Шрифт:
Интервал:
Закладка:
Теперь нужно было обеспечить запас воды и продовольствия. Он возьмет с собой золотого божка, документы, минимум вещей и, разумеется, деньги. Продавать золотого божка прямо здесь, в Британском Гондурасе, Николай не собирался. Для этого лучше отправиться в Американские Штаты — там достаточно не слишком щепетильных коллекционеров, готовых выложить за такую диковину круглую сумму. До Американских Штатов рукой подать, а оттуда можно будет сразу отплыть в Россию.
Именно туда, на родину, рвалось сердце. В последнее время оно болезненно сжималось при мысли о родителях и доме. Как они там? Что это за революция, о которой вопили европейские газеты? Что за Советы такие?
До сих пор он был почему-то совершенно спокоен за близких. У Николая были младший брат и старшая сестра, сейчас уже вполне взрослые люди, способные позаботиться о стариках. Что же касается революции, его семья, хотя и имела потомственное дворянство, всю жизнь трудилась на благо отечества. Дед был профессором университета, отец — инженером, мать окончила женские курсы и до замужества преподавала.

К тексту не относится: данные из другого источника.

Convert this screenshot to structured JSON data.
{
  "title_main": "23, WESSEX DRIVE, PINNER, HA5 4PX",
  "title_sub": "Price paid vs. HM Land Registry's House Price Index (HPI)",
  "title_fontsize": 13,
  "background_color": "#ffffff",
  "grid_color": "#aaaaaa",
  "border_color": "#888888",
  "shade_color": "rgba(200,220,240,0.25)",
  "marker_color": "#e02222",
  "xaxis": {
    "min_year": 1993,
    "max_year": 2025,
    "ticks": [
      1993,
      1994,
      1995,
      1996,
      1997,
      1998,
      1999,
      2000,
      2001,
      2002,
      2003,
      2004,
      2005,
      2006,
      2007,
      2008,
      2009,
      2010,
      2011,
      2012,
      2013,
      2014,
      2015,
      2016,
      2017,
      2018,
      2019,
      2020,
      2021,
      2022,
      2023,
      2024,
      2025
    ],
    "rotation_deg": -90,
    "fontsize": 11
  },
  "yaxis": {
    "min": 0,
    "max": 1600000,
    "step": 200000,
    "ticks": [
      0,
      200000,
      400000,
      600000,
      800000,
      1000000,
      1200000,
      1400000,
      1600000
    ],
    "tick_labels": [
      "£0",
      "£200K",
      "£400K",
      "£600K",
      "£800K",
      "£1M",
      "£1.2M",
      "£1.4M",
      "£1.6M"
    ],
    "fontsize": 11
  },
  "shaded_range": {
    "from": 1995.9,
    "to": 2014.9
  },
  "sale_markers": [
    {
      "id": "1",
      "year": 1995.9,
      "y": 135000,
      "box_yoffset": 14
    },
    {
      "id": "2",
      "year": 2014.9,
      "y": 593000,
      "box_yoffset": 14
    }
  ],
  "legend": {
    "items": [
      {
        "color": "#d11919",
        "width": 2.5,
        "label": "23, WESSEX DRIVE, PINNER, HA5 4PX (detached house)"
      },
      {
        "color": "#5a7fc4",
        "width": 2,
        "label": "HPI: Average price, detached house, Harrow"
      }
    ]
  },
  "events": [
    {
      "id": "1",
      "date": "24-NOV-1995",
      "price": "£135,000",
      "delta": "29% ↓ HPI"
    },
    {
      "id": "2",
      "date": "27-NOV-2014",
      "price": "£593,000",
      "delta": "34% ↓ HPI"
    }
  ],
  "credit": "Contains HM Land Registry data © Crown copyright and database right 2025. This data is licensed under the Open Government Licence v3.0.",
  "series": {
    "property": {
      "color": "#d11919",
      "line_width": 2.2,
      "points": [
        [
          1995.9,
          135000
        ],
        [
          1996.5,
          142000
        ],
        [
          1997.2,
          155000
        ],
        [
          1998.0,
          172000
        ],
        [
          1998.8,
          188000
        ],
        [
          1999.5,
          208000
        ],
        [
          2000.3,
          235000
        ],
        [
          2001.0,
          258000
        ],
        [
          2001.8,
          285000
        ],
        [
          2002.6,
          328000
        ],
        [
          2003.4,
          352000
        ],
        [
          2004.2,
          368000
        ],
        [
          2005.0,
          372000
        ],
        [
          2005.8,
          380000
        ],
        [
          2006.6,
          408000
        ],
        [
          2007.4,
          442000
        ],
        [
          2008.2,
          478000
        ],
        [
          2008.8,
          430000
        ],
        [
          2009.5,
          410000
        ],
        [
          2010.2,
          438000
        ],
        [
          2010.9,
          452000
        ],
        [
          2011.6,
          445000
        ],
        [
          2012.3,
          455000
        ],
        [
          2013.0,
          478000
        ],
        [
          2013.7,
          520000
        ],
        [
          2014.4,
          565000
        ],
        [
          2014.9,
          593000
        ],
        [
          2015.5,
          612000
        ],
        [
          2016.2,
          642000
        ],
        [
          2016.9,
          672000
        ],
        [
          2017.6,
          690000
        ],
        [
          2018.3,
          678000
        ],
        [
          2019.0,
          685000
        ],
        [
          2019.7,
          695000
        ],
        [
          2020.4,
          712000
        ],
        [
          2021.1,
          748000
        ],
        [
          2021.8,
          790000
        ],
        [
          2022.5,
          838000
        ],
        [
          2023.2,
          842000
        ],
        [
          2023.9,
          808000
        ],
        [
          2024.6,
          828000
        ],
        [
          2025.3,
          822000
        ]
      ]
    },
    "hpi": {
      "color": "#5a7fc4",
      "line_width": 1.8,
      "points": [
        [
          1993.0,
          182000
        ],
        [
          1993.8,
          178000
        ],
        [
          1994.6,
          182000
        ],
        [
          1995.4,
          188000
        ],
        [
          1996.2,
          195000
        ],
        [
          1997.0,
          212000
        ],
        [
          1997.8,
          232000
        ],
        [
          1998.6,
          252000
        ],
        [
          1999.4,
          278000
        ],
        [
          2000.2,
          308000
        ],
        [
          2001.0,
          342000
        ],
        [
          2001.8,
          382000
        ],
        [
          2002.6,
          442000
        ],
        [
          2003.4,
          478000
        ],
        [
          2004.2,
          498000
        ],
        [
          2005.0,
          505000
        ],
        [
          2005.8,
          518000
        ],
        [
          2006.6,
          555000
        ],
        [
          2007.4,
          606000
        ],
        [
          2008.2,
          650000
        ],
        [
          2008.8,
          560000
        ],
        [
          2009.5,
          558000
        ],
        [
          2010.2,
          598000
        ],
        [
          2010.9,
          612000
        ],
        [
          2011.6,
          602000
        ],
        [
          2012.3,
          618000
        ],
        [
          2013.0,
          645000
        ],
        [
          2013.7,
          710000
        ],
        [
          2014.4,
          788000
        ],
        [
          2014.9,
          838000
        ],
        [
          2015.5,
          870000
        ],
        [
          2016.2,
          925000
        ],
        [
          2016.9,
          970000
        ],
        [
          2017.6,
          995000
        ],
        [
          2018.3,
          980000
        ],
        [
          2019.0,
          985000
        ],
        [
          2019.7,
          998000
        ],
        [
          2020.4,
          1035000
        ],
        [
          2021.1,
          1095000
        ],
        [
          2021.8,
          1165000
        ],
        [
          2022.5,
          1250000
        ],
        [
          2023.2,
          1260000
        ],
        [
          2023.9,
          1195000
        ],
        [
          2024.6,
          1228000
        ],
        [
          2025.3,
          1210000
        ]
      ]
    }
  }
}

Младший брат с детства мечтал стать врачом, наверное, сейчас он оканчивает учебу, может быть, уже и окончил. Тревожиться было не о чем: по сведениям, которые он черпал из газет, новая власть искореняла богатых промышленников и аристократов, родители ни к одной из этих категорий не принадлежали, и все же тревога за них не покидала. Нет, как можно скорее домой, в Россию. Но для этого нужны деньги, а их нет.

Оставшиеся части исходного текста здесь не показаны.